From its family-oriented operation to the label’s loon graphic, everything about Rheault Distillery’s Loon Vodka exudes Canadiana. But the response from critics and connoisseurs alike suggests its pedigree is world-class.
The Hearst product has been on LCBO shelves for less than a month and already it’s outselling premier brands like French-made Grey Goose in Northern Ontario outlets.
Loon falls into the category of an “alpha vodka,” delineated from traditional high-end vodkas by standards set in 1600s Russia by the Romanov dynasty, explains Marcel Rheault, the distillery’s owner and chief distiller. Only five companies worldwide put their spirits through the rigorous process.
“To be an alpha vodka, you have to use wheat or rye, and then after that you have to distill it at least four times,” Rheault said. “Then, when you have your alcohol analyzed, you have to have less than .002 per cent methanol.”
Methanol – the compound that leads to nasty headaches when too much alcohol is consumed – hovers around the .6 per cent mark in high-end brands.
Rheault grows his own barley from a variety imported from Scotland and all his production is done on site. Stephen Peltonen, a Native artist from Hearst whose work was incorporated at the 2010 Vancouver Olympics, designed the label artwork. It’s all part of Rheault’s commitment to creating an “authentic” product.
A farmer and inventor, Rheault had been growing hydroponic cucumbers for 15 years and perfecting a greenhouse design before entering the distilling business. His success caught the attention of the agricultural department at the University of Guelph, with which he collaborated on several projects.
After a crash course in distilling at Michigan State University, Rheault spent two years working with some of the most renowned producers in the United States, including Smugglers’ Notch Distillery in Vermont, which won the best vodka title in 2011, and Cold River Vodka of Maine, which took the title four years in a row.
“They showed me quite a bit, those guys,” Rheault said. “They didn’t mind because I was in Northern Ontario, so they didn’t see me as the competition.”
Testimonials for Loon have been effusive. One, from a Timmins fancier who arranged a blind taste-testing of what he considered to be the world’s best vodkas, said all 10 participants chose Loon over more mainstream brands.

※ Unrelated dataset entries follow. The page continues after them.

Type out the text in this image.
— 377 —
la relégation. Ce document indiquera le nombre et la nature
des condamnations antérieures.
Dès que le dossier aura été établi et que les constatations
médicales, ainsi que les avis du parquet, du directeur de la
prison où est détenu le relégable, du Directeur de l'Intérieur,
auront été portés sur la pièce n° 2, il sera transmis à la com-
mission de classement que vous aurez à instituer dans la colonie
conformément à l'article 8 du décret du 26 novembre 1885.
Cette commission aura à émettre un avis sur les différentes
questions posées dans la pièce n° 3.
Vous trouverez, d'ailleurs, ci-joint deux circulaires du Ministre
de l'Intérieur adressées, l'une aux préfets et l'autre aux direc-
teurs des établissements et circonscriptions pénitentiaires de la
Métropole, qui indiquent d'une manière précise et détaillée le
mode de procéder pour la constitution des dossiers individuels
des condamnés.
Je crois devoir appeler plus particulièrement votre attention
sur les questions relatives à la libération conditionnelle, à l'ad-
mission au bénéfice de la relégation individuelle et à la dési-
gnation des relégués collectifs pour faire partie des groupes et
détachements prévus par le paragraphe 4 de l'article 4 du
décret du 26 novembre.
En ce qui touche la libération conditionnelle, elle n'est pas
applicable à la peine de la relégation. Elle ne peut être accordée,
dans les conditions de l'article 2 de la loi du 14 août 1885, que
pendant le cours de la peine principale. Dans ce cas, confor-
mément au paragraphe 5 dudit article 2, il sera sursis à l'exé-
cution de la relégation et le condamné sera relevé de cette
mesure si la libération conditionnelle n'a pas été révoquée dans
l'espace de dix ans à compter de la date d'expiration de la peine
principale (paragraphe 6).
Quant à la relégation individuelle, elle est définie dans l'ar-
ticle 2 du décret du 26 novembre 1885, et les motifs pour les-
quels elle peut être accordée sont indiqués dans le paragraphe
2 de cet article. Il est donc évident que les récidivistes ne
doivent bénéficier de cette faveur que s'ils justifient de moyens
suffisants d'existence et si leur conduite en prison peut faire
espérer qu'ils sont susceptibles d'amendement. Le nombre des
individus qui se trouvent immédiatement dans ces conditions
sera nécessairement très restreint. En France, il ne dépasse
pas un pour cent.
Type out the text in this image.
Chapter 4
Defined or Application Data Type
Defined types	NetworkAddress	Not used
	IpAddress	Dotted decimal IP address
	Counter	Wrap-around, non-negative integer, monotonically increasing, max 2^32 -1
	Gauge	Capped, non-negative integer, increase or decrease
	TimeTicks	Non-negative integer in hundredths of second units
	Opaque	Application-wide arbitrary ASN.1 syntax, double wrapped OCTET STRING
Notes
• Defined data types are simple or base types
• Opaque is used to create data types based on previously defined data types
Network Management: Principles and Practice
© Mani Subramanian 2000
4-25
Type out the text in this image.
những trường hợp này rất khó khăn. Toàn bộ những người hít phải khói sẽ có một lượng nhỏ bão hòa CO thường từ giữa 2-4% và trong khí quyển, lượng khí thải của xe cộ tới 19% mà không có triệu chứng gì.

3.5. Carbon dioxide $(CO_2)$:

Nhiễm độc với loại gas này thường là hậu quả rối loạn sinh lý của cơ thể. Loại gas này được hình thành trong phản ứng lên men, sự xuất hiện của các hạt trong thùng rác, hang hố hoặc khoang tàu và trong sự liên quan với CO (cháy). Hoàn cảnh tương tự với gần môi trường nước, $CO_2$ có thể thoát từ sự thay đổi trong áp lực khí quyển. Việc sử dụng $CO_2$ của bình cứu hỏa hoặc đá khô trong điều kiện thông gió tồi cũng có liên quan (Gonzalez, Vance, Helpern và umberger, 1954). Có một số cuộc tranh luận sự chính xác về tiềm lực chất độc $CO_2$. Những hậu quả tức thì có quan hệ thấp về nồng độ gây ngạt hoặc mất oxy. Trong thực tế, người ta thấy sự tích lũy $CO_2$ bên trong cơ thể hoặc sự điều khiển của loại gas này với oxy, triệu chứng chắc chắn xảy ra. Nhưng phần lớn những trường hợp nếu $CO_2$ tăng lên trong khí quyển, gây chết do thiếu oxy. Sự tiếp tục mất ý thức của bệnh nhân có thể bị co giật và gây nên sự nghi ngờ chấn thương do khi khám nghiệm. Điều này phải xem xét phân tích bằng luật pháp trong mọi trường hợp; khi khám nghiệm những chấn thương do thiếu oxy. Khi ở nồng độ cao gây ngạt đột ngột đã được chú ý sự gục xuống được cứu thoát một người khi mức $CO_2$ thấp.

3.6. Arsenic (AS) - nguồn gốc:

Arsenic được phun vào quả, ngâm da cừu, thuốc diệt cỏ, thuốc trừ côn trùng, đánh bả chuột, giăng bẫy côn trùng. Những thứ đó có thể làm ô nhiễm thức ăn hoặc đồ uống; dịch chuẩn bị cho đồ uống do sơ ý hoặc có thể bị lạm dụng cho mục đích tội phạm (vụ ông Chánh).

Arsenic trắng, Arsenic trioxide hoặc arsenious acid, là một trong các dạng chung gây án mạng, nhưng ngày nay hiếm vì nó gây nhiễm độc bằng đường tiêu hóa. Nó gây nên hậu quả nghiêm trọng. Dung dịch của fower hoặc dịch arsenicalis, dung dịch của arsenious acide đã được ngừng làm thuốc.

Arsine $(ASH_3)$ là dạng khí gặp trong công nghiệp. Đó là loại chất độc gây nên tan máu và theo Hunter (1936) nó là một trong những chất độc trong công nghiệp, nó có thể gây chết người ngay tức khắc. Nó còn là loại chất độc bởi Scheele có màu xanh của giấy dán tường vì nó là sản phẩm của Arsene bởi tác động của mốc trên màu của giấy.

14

Loon’s performance at the 2014 San Francisco World Spirits Competition secured its place as an emerging star on the spirits scene. After the vodka earned a silver medal in its category – amongst 1,480 entries – the LCBO ordered an additional 120 cases. The recipe had only been perfected eight months earlier, and Rheault was thrilled with the result.
“At the beginning, when we sent it in, I said I just want to see where I stand, (hoping to be) at least in the top 100,” Rheault chuckled. “I wasn’t thinking of winning a silver medal, but it happened. I was really impressed when we won that.”
Michael Fagan, the well-known Ontario wine guru who recently retired from the LCBO, met up with Rheault and his wife, Mireille Morin, at the Royal Agricultural Winter Fair in Toronto last November. He was impressed with the family’s “pioneer spirit” and its attempt to create a new industry for Northern Ontario.
Just as southern Ontario tobacco fields are making way for vineyards, Northern Ontario, too, can re-envision its traditional industries, he said.
“I think there’s still a growing trend toward local and home-produced,” Fagan said. “We’ve done extremely well with wines. The Ontario wine industry continues to expand and new emerging areas are being discovered across the province; it’s no longer just Niagara.”
Though there’s been a long tradition of distilling in Ontario and countrywide, the focus has been on larger companies, Fagan said. As more microdistilleries flourish, so will the burgeoning distilling industry, he predicted.
“With Marcel’s idea…he’s planning on growing his own grain for the wheat, and it’s trying to make it sustainable and trying to get into that small but emerging segment of craft distilling,” Fagan said.
Rheault will expand his operation with a 5,000-square-foot building this summer, and a 1,000-litre still is on order. It will allow him to produce four times what he’s producing now. That capacity reaches beyond his current needs, but if growth continues, he’ll eventually need it.
He acknowledges the next big step for Loon is marketing. The coming expansion should allow him to hire more staff so he can devote more time to in-store tastings across the province.
“I think, if you want to pay $45 for a bottle of vodka, a lot of people would like to taste it before spending that kind of money,” Rheault said.
Rheault contends his partnership with LCBO has been integral for distribution. Standing out in a competitive market is essential or “you’re going to be swallowed,” he said.
“If I want to do competition with all the guys that are out there, I’ve gotta do something superior than what they’re doing, because it’s a really big business,” he said.
In addition to its Loon Vodka, Rheault Distillery also produces whiskey, growing the barley on site from a variety imported from Scotland, along with raspberry and cherry liqueurs, which Rheault expects to see on LCBO shelves in coming years.